As shown in fig. 11, taking the inferior transforaminal approach lumbar interbody fusion of the left lumbar disc herniation of the waist 4/5 as an example, the joint of the left lumbar 4/5 zygapophysis is positioned, the left inferior zygapophysis of the waist 4 and the osteotomy of part of the superior zygapophysis of the waist 5 are placed in sequence to reduce pressure, and then the intervertebral foramen of the left lumbar 4/5 is opened. The lumbar 4/5 intervertebral space is decompressed from the left side according to conventional operation, the nucleus is removed, and the cartilage of the adjacent end plates is scraped to the bone surface. The two bone grafting windows of the fusion cage were filled with bone particles for future use. After the partial autologous bone particles are filled, the grooved component 1 of the split type parallel fusion cage is fixed from the left intervertebral foramen by using a holding tool, and the split type parallel fusion cage is obliquely arranged in the intervertebral space after being knocked and implanted. The dovetail component 2 is then grasped with a tool and aligned with the trailing track of the slotted component 1, and the implant is tapped until the forward most end of the dovetail slot, securing the two components using the locking screw 3. The fusion cage is placed transversely in the intervertebral space by continuous knocking. The thick bottom of fusion ware after the concatenation is located intervertebral space ventral, and thinner upper end is located intervertebral space dorsal part to realize that the unilateral is put into bigger size fusion ware and is reached two sides and fill and support, realize automatically rebuilding simultaneously waist 4/5 ventral high dorsal part low physiology lordosis degree. Under the condition that the height of the rear edge of the vertebral body is less than that of the front edge, the fusion cage is not easy to withdraw. The split type implanted nerve is spliced in the body, so that the nerve is not easily damaged in the implanting process, and meanwhile, the fusion cage body is connected in parallel to provide a larger supporting surface and a bone grafting space. The position of the X-ray machine perspective fusion cage in the operation is symmetrically distributed in the intervertebral space, and the two sides of the waist 4-5 are fixed by a percutaneous pedicle screw-rod system after the position is good.

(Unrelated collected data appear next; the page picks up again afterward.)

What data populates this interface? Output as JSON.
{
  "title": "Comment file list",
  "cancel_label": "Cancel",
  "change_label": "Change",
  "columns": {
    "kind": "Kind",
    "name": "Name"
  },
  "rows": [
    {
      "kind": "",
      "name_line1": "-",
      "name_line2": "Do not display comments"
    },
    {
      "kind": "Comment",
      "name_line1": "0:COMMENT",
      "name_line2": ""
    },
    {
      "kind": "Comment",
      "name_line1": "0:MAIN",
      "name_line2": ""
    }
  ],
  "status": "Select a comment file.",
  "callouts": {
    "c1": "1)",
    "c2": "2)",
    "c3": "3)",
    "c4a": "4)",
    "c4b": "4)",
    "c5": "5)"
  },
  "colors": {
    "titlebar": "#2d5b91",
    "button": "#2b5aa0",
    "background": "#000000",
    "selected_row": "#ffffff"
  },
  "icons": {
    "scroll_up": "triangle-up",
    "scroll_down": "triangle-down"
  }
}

Because the local nerve structure of lumbar vertebrae blocks, it can extrude the injury nerve to put into the large-size fusion cage through dura mater and nerve root clearance, so put into a component that is close to traditional fusion cage size with the help of the equipment concatenation mode single and avoid damaging nerve, and realize that whole size is greater than traditional single fusion cage effect after the internal equipment is accomplished. The traditional fusion cage is vertically placed in the intervertebral space, only single-side support is realized, and the transverse fusion cage has the advantages that the opposite side can be reached, and double-side support is realized.

The invention has the advantages of ingenious and unique design scheme, simple structure and strong compatibility, and can meet the requirement of supporting bone grafting in the intervertebral spaces of thoracic vertebrae and lumbar vertebrae after posterior approach or intervertebral foramen posterolateral approach. Is suitable for treating the thoracolumbar degeneration, trauma or other diseases requiring intervertebral fusion, and can be used in minimally invasive or open surgery type lumbar interbody fusion. Can be used for treating thoracolumbar intervertebral fusion operation cases in transforaminal or posterior open operation, under-channel and endoscopic operation, including thoracolumbar degenerative diseases, thoracolumbar trauma and other diseases.

While the embodiments of the present invention have been described in detail with reference to the drawings, the present invention is not limited to the above embodiments, and various changes can be made without departing from the spirit of the present invention within the knowledge of those skilled in the art, and the scope of the present invention is within the scope of the claims.